Amo podcasts. A gente fez o nosso, sobre empreendedorismo, educação financeira e liderança. Há pouco tempo ouvi um podcast com uma mulher fenomenal, um guru de futuro, a [analista de tendências] Li Edelkoort, falando de "slow thinking" e a importância de não tomar uma decisão precipitada, como é preciso olhar as coisas com calma. Isso é o que está no meu Spotify. Mas também tenho buscado desenvolver meu lado espiritual. E isso é da empresa também, como marca. Ela diz que você tem que se conectar com algo maior, ela falava muito em Deus, depois sua família, depois sua carreira. Se você cuidar das coisas nessa ordem, vai.

Seu LinkedIn é muito interessante pela maneira pela qual você se apresenta, com menos formalidade. Isso é parte de um movimento de mudanças na forma de fazer um currículo? O que isso trouxe para você?

É a noção do eu sou quem eu sou. Um perfil como esse tem que ser capaz de mostrar seu perfil, mas de um jeito mais humano. Eu adoro fazer com que as pessoas olhem para o futuro e conectá-la com o lugar para onde elas querem ir. Quando eu falo que se me derem um microfone, um palco e 10 mil pessoas eu me sinto me casa, é para dizer que eu amo me comunicar. Quando eu digo que sou mãe de dois filhos, é para dizer que isso mudou radicalmente minha vida, me tornou mais produtiva, com foco. Eu também coloquei lá sobre mulheres que buscam colocar que são mães no currículo, para humanizar a relação. SE você vai trabalhar comigo, é assim que vai ser. Se você acha ruim eu ser flamenguista, é melhor você já saber [a importância que isso tem para mim] para poder decidir.

Não tenha vergonha de colocar informações sobre você no currículo. Se você acha que é ruim dizer para a organização algo, como você vai se sentir bem trabalhando nessa organização?

Se você tem medo, esse lugar não é para você. Não tenha medo de ser quem você é.

Você falou bastante do futuro. Como é futuro para você?

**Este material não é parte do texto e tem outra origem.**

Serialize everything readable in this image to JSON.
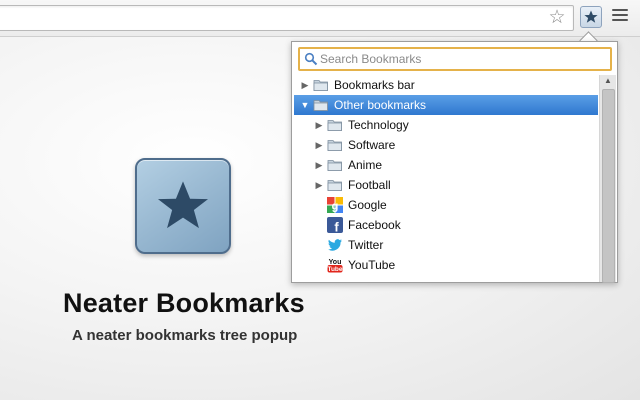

Eu estou super feliz com os desafios que estamos tendo aqui no Brasil, com a influencia que a nossa subsidiária tem no mundo e isso enche a gente de orgulho. A Mary Kay Brasil tem um dos melhores resultados da marca no mundo.
Pensando no futuro, prevejo um mundo mais humano, que vai valorizar mais as relações pessoais. Não tenho medo da inteligência artificial, ela só vai tirar as coisas chatas da frente para podermos tratar do que importa.